Administrators hope a specialized prison program here will turn tax-using inmates into taxpaying workers.
The vocational heavy equipment program at the medium-security Buena Vista Correctional Facility features classroom studies and behind-the-wheel training. Inmates obtain the skills to run front-end loaders, dump trucks, bulldozers and other pieces of heavy equipment.
``I found out we can place 100 percent of our students -- the field is wide-open,'' instructor Tom Bowen said. ``I think that will really help reduce the recidivism rate.''
``These guys can begin to pay taxes instead of using them,'' Bowen said.
The best part of the program is that it does not use tax dollars. Salaries for Bowen and program manager Pete Stone, plus all supplies and other costs are paid for by program profits.
So far inmates have rebuilt roads at Tomahawk Wildife Area in South Park, re-created fish habitat at Spinney Reservoir, bladed and rebuilt forest service roads, maintained campgrounds for the Arkansas Headwaters Recreation area and revamped the Department of Corrections firing range in Canon City.
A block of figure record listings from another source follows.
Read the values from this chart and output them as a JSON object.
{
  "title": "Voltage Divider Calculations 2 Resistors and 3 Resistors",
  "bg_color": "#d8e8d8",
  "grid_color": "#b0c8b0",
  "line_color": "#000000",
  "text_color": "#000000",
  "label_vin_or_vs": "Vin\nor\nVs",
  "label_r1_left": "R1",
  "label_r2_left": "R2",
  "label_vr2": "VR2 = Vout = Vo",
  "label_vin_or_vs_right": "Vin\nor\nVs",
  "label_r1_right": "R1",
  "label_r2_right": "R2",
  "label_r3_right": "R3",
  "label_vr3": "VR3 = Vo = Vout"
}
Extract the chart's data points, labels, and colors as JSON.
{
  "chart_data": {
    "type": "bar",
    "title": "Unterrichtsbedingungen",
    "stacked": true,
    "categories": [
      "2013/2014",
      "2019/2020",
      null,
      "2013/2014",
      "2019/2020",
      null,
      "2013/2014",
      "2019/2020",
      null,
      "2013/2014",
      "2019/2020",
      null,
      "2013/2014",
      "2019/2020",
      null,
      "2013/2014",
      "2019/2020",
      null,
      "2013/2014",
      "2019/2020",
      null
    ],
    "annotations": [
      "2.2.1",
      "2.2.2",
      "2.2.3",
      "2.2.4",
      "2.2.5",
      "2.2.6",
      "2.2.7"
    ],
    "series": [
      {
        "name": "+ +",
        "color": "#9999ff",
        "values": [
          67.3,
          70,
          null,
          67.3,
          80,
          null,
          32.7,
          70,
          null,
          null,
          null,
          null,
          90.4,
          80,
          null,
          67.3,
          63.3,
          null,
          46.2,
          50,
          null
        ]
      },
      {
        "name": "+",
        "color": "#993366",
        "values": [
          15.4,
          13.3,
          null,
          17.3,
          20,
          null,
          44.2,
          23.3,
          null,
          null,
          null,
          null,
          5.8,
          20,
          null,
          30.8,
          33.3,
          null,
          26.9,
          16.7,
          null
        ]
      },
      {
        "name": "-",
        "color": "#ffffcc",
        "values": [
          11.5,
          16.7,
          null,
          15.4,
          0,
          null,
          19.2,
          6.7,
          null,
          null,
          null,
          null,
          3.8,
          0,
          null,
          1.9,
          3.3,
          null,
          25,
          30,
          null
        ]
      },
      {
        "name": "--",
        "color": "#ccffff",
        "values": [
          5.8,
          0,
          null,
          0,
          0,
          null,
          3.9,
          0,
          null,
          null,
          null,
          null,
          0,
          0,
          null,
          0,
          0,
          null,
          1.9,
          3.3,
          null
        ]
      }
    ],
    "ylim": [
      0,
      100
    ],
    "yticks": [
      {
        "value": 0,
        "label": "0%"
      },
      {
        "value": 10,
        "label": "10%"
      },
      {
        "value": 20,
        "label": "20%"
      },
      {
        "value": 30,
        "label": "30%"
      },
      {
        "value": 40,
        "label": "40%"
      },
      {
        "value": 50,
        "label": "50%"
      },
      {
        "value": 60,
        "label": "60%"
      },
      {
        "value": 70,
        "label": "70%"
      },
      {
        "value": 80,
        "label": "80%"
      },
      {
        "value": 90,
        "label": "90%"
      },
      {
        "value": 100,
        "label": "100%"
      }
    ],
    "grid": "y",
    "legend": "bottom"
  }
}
Since the program started 18 months ago, eight inmates have participated. This week, three of those inmates will move on to minimum-security prisons or community corrections, one step closer to jobs paying $15-$16 an hour.
Part of the reason the inmates are so employable is because they know how to operate six or seven pieces of equipment, while the average construction worker knows about three.
The road to heavy equipment certification through the Association of General Contractors of America is not an easy one for the inmates.
To qualify, inmates must have a minimum-security classification, a high school diploma or GED and display their best behavior without reprimands for at least three months.
Bowen said it is such a sought-after program that inmates from other prisons are applying, he said.
Once accepted, inmates are handed two huge three-ring binders filled with learning materials and tests. Classroom work is intense -- running eight hours a day -- and requiring computer literacy.
``It's really discouraging at first, I had not been in a classroom for 20 years,'' said inmate Louis Lopez, 39. ``There was a lot of prayer involved.''
Then on-the-job training is even more intense and inmates work 10 hours a day in the field.
Inmate Matthew Gorman, 22, already has received a couple of job offers in the construction field.
``I felt if I could learn something here, I could stay out of trouble,'' he said.